So the device _ue0_ is created, but until we pair we won't have connectivity. Go back to the directory where you compiled ipheth-pair and run it. If all goes well it'll just drop you back to prompt without error message, and the blue title "Internet Tethering" will start blinking below the status bar of your iPhone.

Just poll the device via DHCP and you're good to go.

`# dhclient ue0`

Note : for some reason, DHCP client does not push default gateway to my routing table and DNS server entry into resolv.conf. Default gw is the address you'll get your lease from (in my case 172.10.20.1), but the DNS server isn't, in my case it's 10.48.65.30 (note it's still private scope). I had to connect my phone to Windows machine to see what kind of address USB<->ETH adapter over there gets. 

I haven't had time to check stability of this mechanism.


----------



## vermaden (Dec 9, 2010)

Does it work for ANY iPhone, or only for older ones, or only for lates ones?
Does it work for hacked/jailbroken iPhones?


----------



## Zare (Dec 9, 2010)

I have iPhone 3GS. It should work with 3G and 4 also. And author of _ipheth_ driver says it should work on 2G's with some patches. Since this mechanism is using Apple's protocol (you have same functionality in Windows or OSX), your phone doesn't have to be jailbroken.

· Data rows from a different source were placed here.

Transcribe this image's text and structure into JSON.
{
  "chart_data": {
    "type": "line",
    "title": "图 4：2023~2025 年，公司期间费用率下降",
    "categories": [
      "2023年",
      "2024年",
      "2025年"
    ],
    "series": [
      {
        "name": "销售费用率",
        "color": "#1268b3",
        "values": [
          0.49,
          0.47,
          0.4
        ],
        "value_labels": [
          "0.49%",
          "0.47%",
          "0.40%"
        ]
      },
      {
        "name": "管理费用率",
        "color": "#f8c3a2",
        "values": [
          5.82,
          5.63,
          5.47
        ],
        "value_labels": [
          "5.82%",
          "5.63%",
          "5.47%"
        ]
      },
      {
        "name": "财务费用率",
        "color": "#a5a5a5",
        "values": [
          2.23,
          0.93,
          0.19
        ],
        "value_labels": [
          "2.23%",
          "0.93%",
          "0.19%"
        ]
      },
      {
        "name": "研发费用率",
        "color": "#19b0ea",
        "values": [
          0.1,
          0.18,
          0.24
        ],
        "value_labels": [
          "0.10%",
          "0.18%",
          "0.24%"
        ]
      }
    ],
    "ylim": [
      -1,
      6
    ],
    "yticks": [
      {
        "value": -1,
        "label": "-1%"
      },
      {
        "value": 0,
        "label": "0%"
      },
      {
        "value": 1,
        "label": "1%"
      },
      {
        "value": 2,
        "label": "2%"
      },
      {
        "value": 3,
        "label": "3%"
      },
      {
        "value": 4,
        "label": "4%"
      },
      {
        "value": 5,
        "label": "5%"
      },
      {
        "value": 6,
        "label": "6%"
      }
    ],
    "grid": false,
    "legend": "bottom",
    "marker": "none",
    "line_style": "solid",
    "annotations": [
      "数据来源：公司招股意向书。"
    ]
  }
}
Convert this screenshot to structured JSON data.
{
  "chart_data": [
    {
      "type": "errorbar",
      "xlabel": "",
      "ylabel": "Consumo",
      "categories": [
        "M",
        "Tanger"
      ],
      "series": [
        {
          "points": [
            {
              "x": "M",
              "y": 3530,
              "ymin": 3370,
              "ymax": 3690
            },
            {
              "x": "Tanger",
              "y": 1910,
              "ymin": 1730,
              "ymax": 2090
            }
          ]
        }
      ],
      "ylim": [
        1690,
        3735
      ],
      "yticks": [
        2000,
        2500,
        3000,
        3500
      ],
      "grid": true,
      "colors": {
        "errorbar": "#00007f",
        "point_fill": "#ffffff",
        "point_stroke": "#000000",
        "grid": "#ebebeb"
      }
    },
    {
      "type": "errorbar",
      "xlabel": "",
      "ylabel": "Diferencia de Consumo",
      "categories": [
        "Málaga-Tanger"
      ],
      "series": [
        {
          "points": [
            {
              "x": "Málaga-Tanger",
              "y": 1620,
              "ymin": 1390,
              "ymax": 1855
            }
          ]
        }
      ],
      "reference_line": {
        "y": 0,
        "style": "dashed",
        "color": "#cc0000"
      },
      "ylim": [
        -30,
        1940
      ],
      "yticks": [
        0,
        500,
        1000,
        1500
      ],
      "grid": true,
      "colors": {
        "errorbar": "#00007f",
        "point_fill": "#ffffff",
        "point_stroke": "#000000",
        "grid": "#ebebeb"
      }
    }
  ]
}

I'm sorry, you asked does it work for jailbroken phones? Yes it does, my phone is jailbroken. Because jailed iPhone is really a dumb brick. 

Keep in mind that jailbreaking doesn't modify system software, which recent cases against Apple proved. On the other hand, unlocking modifies system baseband code and i'm not sure would it work. There's no sane reason why it shouldn't but my phone isn't unlocked so i can't be 100% sure.


----------